Saturday, September 7, 2002

     Pretend you are not here. Pretend you are down the stone steps to that bathroom in St. Maarten. It is damp and cool and the walls are stone upon grey stone. Does the mask on the wall still frighten you? Can you feel it behind you, polished wood and cut mouth looking?
     I found shards of glass in my mouth there. I don’t think they would have killed me if I swallowed them. I got food poisoning. I could not stand and I could not walk and I remember that the hospital had blue-painted walls and sometimes none at all. I lay on the table with a wall on one side and open night on the other. The windows had no glass. The doctors there wanted to remove my appendix but my mother saw the instruments jumbled in a glass on a table and decided I could die either way. I did not die without the operation.

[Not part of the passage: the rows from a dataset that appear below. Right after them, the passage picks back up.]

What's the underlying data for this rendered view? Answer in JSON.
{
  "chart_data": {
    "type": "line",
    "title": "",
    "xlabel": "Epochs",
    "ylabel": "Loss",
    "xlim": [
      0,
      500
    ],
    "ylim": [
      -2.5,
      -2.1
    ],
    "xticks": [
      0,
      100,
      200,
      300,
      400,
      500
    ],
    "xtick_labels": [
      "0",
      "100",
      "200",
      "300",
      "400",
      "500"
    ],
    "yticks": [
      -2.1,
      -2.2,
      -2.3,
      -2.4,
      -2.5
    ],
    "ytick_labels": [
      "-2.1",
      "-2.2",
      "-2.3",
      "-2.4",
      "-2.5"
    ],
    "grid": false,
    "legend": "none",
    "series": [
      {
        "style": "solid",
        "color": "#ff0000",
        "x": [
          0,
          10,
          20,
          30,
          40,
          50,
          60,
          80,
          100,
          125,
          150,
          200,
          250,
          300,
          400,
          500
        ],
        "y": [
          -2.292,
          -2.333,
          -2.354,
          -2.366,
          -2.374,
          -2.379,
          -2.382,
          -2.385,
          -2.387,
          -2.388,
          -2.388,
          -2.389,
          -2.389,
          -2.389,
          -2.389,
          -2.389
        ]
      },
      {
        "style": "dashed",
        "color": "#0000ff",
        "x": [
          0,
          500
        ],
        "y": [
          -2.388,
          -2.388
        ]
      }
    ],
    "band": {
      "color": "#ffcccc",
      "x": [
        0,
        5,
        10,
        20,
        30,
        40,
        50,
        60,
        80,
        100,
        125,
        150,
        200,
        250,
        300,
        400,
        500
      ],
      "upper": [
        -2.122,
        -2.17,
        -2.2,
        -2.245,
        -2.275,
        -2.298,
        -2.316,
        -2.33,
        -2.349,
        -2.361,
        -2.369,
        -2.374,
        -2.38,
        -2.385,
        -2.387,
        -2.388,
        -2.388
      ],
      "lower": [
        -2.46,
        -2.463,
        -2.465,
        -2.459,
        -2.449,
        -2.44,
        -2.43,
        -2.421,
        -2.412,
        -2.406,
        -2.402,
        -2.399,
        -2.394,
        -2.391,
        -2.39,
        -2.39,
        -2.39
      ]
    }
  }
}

     I told you to pretend you are not here, but it is I who should not be here. It is I who was in St. Maarten and cannot pretend to be there now, even if I press both arms around the steering wheel and push my head against its airbag center, cursing, wishing, crying.

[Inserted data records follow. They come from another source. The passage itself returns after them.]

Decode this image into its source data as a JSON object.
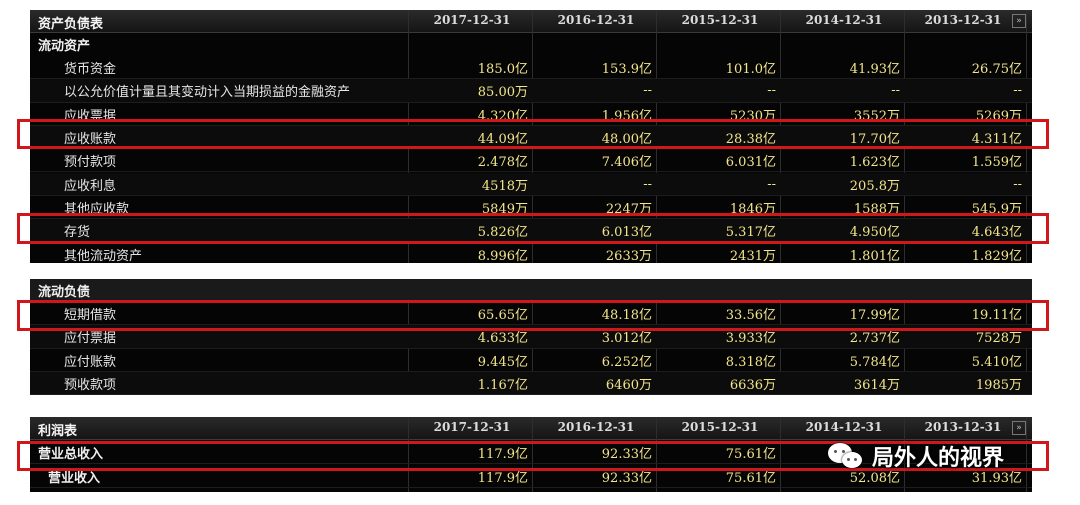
{
  "balance_sheet": {
    "title": "资产负债表",
    "dates": [
      "2017-12-31",
      "2016-12-31",
      "2015-12-31",
      "2014-12-31",
      "2013-12-31"
    ],
    "more_icon": "»",
    "section": "流动资产",
    "rows": [
      {
        "label": "货币资金",
        "values": [
          "185.0亿",
          "153.9亿",
          "101.0亿",
          "41.93亿",
          "26.75亿"
        ]
      },
      {
        "label": "以公允价值计量且其变动计入当期损益的金融资产",
        "values": [
          "85.00万",
          "--",
          "--",
          "--",
          "--"
        ]
      },
      {
        "label": "应收票据",
        "values": [
          "4.320亿",
          "1.956亿",
          "5230万",
          "3552万",
          "5269万"
        ]
      },
      {
        "label": "应收账款",
        "values": [
          "44.09亿",
          "48.00亿",
          "28.38亿",
          "17.70亿",
          "4.311亿"
        ]
      },
      {
        "label": "预付款项",
        "values": [
          "2.478亿",
          "7.406亿",
          "6.031亿",
          "1.623亿",
          "1.559亿"
        ]
      },
      {
        "label": "应收利息",
        "values": [
          "4518万",
          "--",
          "--",
          "205.8万",
          "--"
        ]
      },
      {
        "label": "其他应收款",
        "values": [
          "5849万",
          "2247万",
          "1846万",
          "1588万",
          "545.9万"
        ]
      },
      {
        "label": "存货",
        "values": [
          "5.826亿",
          "6.013亿",
          "5.317亿",
          "4.950亿",
          "4.643亿"
        ]
      },
      {
        "label": "其他流动资产",
        "values": [
          "8.996亿",
          "2633万",
          "2431万",
          "1.801亿",
          "1.829亿"
        ]
      }
    ]
  },
  "liabilities": {
    "section": "流动负债",
    "rows": [
      {
        "label": "短期借款",
        "values": [
          "65.65亿",
          "48.18亿",
          "33.56亿",
          "17.99亿",
          "19.11亿"
        ]
      },
      {
        "label": "应付票据",
        "values": [
          "4.633亿",
          "3.012亿",
          "3.933亿",
          "2.737亿",
          "7528万"
        ]
      },
      {
        "label": "应付账款",
        "values": [
          "9.445亿",
          "6.252亿",
          "8.318亿",
          "5.784亿",
          "5.410亿"
        ]
      },
      {
        "label": "预收款项",
        "values": [
          "1.167亿",
          "6460万",
          "6636万",
          "3614万",
          "1985万"
        ]
      }
    ]
  },
  "income_statement": {
    "title": "利润表",
    "dates": [
      "2017-12-31",
      "2016-12-31",
      "2015-12-31",
      "2014-12-31",
      "2013-12-31"
    ],
    "more_icon": "»",
    "rows": [
      {
        "label": "营业总收入",
        "values": [
          "117.9亿",
          "92.33亿",
          "75.61亿",
          "",
          ""
        ]
      },
      {
        "label": "营业收入",
        "values": [
          "117.9亿",
          "92.33亿",
          "75.61亿",
          "52.08亿",
          "31.93亿"
        ]
      }
    ]
  },
  "watermark": {
    "text": "局外人的视界",
    "icon": "wechat-icon"
  },
  "highlight_color": "#d0171c"
}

     It’s hard for me to know where I am. It’s hard for me to keep the memories straight from day to day. When things are good, I am here, I am me in the present tense. But then—and even then, sometimes—I close my eyes because there is some darkness and a tree beside the car I am in on a road in Connecticut three years ago. I can see the lamplit grass and know I am going to dinner at that restaurant by the river, and I will hear the rushing of it as I linger at the entrance, knowing there is a crowd inside.
     Like the other restaurant by the river, Odette’s, with the piano, with wide windows that shook in the storm as ropes of rain swayed down from the eaves. Where was I? Where am I?
     In my kitchen I notice the empty bottle of the first wine we shared. Greek. Nemea. Doesn’t that mean something dark? Like the bottle. Like Medea.